Squires suggests that a number of things are being done, and can be done, to address these and other legacies of segregation both in terms of individual housing discrimination and community-based discrimination. I agree with most of his suggestions, as well as with his observation that individual fair-housing cases, while absolutely appropriate and necessary, are not sufficient to address the larger task. I would urge fair-housing and community-development advocates to come together in their work on the ground and in their public-policy work around a more ambitious agenda that reflects the individual, institutional, and structural aspects of the problem of racial segregation in our communities. What might that agenda look like?
Congress should hold hearings and make findings about the extent and scope of the ongoing effects of segregation on individuals and communities. The record has been made in courts, in academia, and in social-policy circles, but not in the one place it could matter most: Congress. Findings based upon a thorough and honest assessment of the lingering effects of segregation would not only spur a legislative response for explicit remedial measures to address segregation’s vestiges but would also provide support for other advocacy work by fair-housing and community-development activists.
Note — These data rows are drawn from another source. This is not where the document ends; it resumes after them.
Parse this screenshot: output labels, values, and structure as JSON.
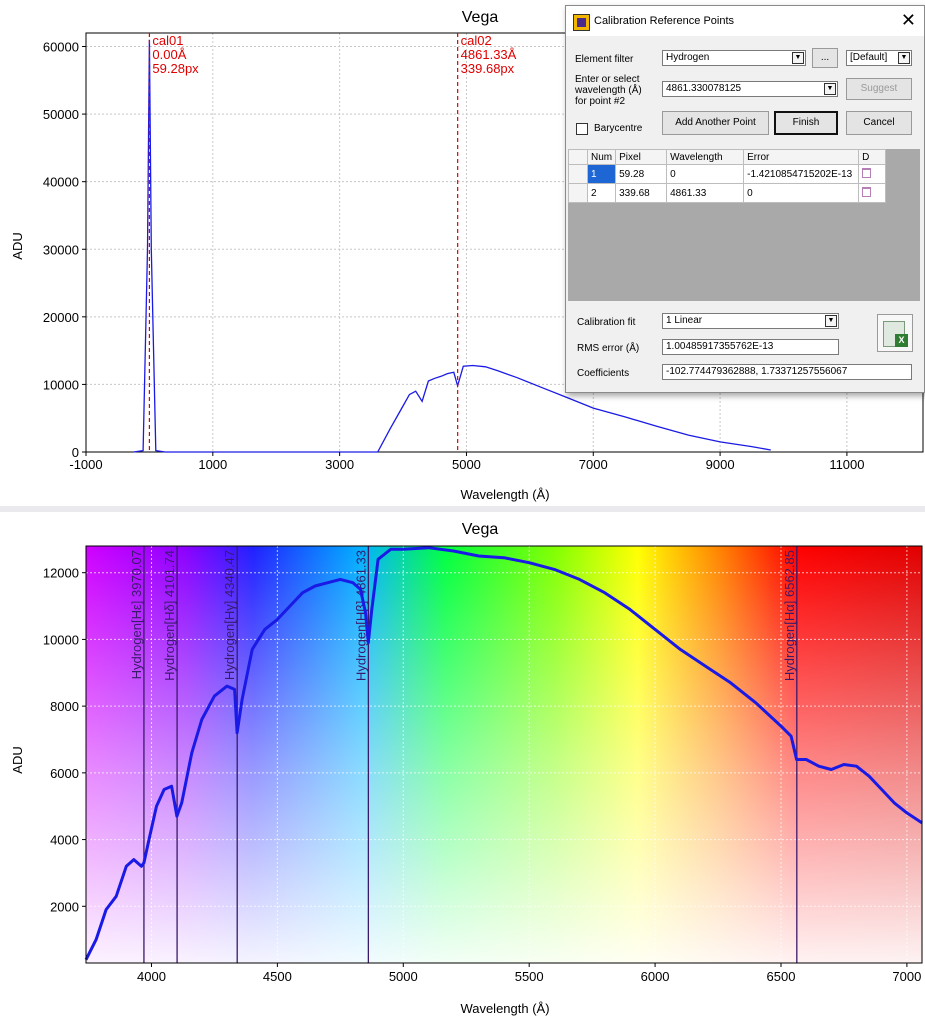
{
  "top_chart": {
    "title": "Vega",
    "xlabel": "Wavelength (Å)",
    "ylabel": "ADU",
    "x_ticks": [
      "-1000",
      "1000",
      "3000",
      "5000",
      "7000",
      "9000",
      "11000"
    ],
    "y_ticks": [
      "0",
      "10000",
      "20000",
      "30000",
      "40000",
      "50000",
      "60000"
    ],
    "markers": [
      {
        "name": "cal01",
        "wavelength": "0.00Å",
        "pixel": "59.28px"
      },
      {
        "name": "cal02",
        "wavelength": "4861.33Å",
        "pixel": "339.68px"
      }
    ]
  },
  "bottom_chart": {
    "title": "Vega",
    "xlabel": "Wavelength (Å)",
    "ylabel": "ADU",
    "x_ticks": [
      "4000",
      "4500",
      "5000",
      "5500",
      "6000",
      "6500",
      "7000"
    ],
    "y_ticks": [
      "2000",
      "4000",
      "6000",
      "8000",
      "10000",
      "12000"
    ],
    "lines": [
      {
        "label": "Hydrogen[Hε] 3970.07",
        "x": 3970.07
      },
      {
        "label": "Hydrogen[Hδ] 4101.74",
        "x": 4101.74
      },
      {
        "label": "Hydrogen[Hγ] 4340.47",
        "x": 4340.47
      },
      {
        "label": "Hydrogen[Hβ] 4861.33",
        "x": 4861.33
      },
      {
        "label": "Hydrogen[Hα] 6562.85",
        "x": 6562.85
      }
    ]
  },
  "chart_data": [
    {
      "type": "line",
      "title": "Vega",
      "xlabel": "Wavelength (Å)",
      "ylabel": "ADU",
      "xlim": [
        -1000,
        12200
      ],
      "ylim": [
        0,
        62000
      ],
      "series": [
        {
          "values_x": [
            -250,
            -100,
            -30,
            0,
            30,
            100,
            250,
            3600,
            3800,
            3950,
            4000,
            4100,
            4200,
            4300,
            4400,
            4500,
            4600,
            4700,
            4800,
            4861,
            4950,
            5100,
            5300,
            5500,
            5800,
            6200,
            6600,
            7000,
            7500,
            8000,
            8500,
            9000,
            9500,
            9800
          ],
          "values_y": [
            0,
            200,
            30000,
            61000,
            30000,
            200,
            0,
            0,
            3500,
            6000,
            6800,
            8500,
            9000,
            7500,
            10500,
            10900,
            11200,
            11600,
            11800,
            9800,
            12700,
            12800,
            12600,
            12000,
            11000,
            9500,
            8000,
            6500,
            5200,
            3800,
            2500,
            1500,
            800,
            300
          ]
        }
      ],
      "annotations": [
        "cal01 0.00Å 59.28px",
        "cal02 4861.33Å 339.68px"
      ]
    },
    {
      "type": "line",
      "title": "Vega",
      "xlabel": "Wavelength (Å)",
      "ylabel": "ADU",
      "xlim": [
        3740,
        7060
      ],
      "ylim": [
        300,
        12800
      ],
      "series": [
        {
          "values_x": [
            3740,
            3780,
            3820,
            3860,
            3900,
            3930,
            3960,
            3970,
            3990,
            4020,
            4050,
            4080,
            4101,
            4120,
            4160,
            4200,
            4250,
            4300,
            4330,
            4340,
            4360,
            4400,
            4450,
            4500,
            4550,
            4600,
            4650,
            4700,
            4750,
            4800,
            4830,
            4850,
            4861,
            4875,
            4900,
            4950,
            5000,
            5100,
            5200,
            5300,
            5400,
            5500,
            5600,
            5700,
            5800,
            5900,
            6000,
            6100,
            6200,
            6300,
            6400,
            6500,
            6540,
            6562,
            6600,
            6650,
            6700,
            6750,
            6800,
            6850,
            6900,
            6950,
            7000,
            7060
          ],
          "values_y": [
            400,
            1000,
            1900,
            2300,
            3200,
            3400,
            3200,
            3300,
            4000,
            5000,
            5500,
            5600,
            4700,
            5100,
            6600,
            7600,
            8300,
            8600,
            8500,
            7200,
            8200,
            9700,
            10300,
            10600,
            11000,
            11400,
            11600,
            11700,
            11800,
            11700,
            11500,
            10800,
            9900,
            10900,
            12400,
            12700,
            12700,
            12750,
            12650,
            12500,
            12450,
            12300,
            12100,
            11800,
            11400,
            10900,
            10300,
            9700,
            9200,
            8700,
            8100,
            7400,
            7100,
            6400,
            6400,
            6200,
            6100,
            6250,
            6200,
            5900,
            5500,
            5100,
            4800,
            4500
          ]
        }
      ],
      "annotations": [
        "Hydrogen[Hε] 3970.07",
        "Hydrogen[Hδ] 4101.74",
        "Hydrogen[Hγ] 4340.47",
        "Hydrogen[Hβ] 4861.33",
        "Hydrogen[Hα] 6562.85"
      ]
    }
  ],
  "dialog": {
    "title": "Calibration Reference Points",
    "element_filter_label": "Element filter",
    "element_filter_value": "Hydrogen",
    "ellipsis_label": "...",
    "preset_value": "[Default]",
    "wavelength_label_1": "Enter or select",
    "wavelength_label_2": "wavelength (Å)",
    "wavelength_label_3": "for point #2",
    "wavelength_value": "4861.330078125",
    "suggest_label": "Suggest",
    "barycentre_label": "Barycentre",
    "add_point_label": "Add Another Point",
    "finish_label": "Finish",
    "cancel_label": "Cancel",
    "grid_headers": [
      "Num",
      "Pixel",
      "Wavelength",
      "Error",
      "D"
    ],
    "grid_rows": [
      {
        "num": "1",
        "pixel": "59.28",
        "wavelength": "0",
        "error": "-1.4210854715202E-13"
      },
      {
        "num": "2",
        "pixel": "339.68",
        "wavelength": "4861.33",
        "error": "0"
      }
    ],
    "calibration_fit_label": "Calibration fit",
    "calibration_fit_value": "1 Linear",
    "rms_label": "RMS error (Å)",
    "rms_value": "1.00485917355762E-13",
    "coefficients_label": "Coefficients",
    "coefficients_value": "-102.774479362888, 1.73371257556067"
  },
  "colors": {
    "series": "#1a1ae6",
    "marker": "#e00000",
    "spectral_line": "#3a1a6a",
    "selected": "#1e66d4"
  }
}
For example, while the legislative history of the Fair Housing Act and legal decisions interpreting it have made clear that addressing segregation is one of the act’s purposes, the act itself does not use the term “segregation.” Perhaps that wasn’t necessary in 1968 when racial segregation was the housing civil-rights issue, but today the act, particularly as amended, is a much bigger tent, and the country’s consciousness of the history and ongoing effects of segregation has dimmed. Congress should make explicit that the duty to further fair-housing practices imposes a responsibility on recipients of housing and community-development funds to take affirmative steps to ameliorate racial segregation, and make it a violation of the Fair Housing Act for governmental entities to engage in policies or practices that perpetuate racial segregation.
Moreover, Congress should evaluate all existing housing and community-development programs from the standpoint of whether they are currently designed to achieve the legitimate governmental interest of reducing segregation and racial isolation in residential housing markets. The HOPE VI public-housing program, which is replacing distressed public housing with new mixed-income development, must balance the interests of the current residents who may want to return to the redeveloped site with the need to break the stranglehold of segregation that public housing has historically represented. This can be accomplished by requiring some replacement units in non-minority, lower-poverty areas where no public housing currently exists and guaranteeing that no resident of, or applicant for, public housing is required to accept a unit in a census tract in which his race predominates as a condition of receiving federal housing assistance.
In the Section 8 voucher program, Alex Polikoff’s proposed national housing mobility program, calling for a realistic targeting of housing vouchers toward the minority poor locked into inner-city ghettos (see “Lessons from a Chicago Saga,” Shelterforce, Spring 2007), should be implemented as a means of supporting minority families who wish to make that housing choice but are currently held hostage by housing policy that does not recognize the fair-housing rights of low-income people.
The Low Income Housing Tax Credit program — one of the most important vehicles for the creation of new affordable housing — currently requires that tax credits be targeted toward Qualified Census Tracts (any census tract in which at least 50 percent of households have an income of less than 60 percent of the area median gross income.) As a practical matter this steers tax-credit developments into high-poverty, racially concentrated areas and is an excellent example of how a housing program can be used to perpetuate rather than ameliorate segregation. The tax-credit statute should be amended to more effectively balance the interests of community revitalization with the goal of affirmatively furthering fair housing by expanding housing available to low-income families in higher-opportunity areas.
The Community Reinvestment Act should provide for incentives to financial institutions whose investments promote more racially and economically inclusive communities, including housing-related financing that expands housing opportunities for low-income families in high-opportunity areas where there is little or no affordable housing. In the private homeownership market, local initiatives such as that undertaken by the Village of Oak Park, Ill., to which the Squires article alluded, including subsidizing mortgages for families whose move into a neighborhood contributed to racial diversity and reduced racial isolation, are examples of the kinds of unapologetic race-conscious efforts to undo the legacy of segregation our policymakers should pursue.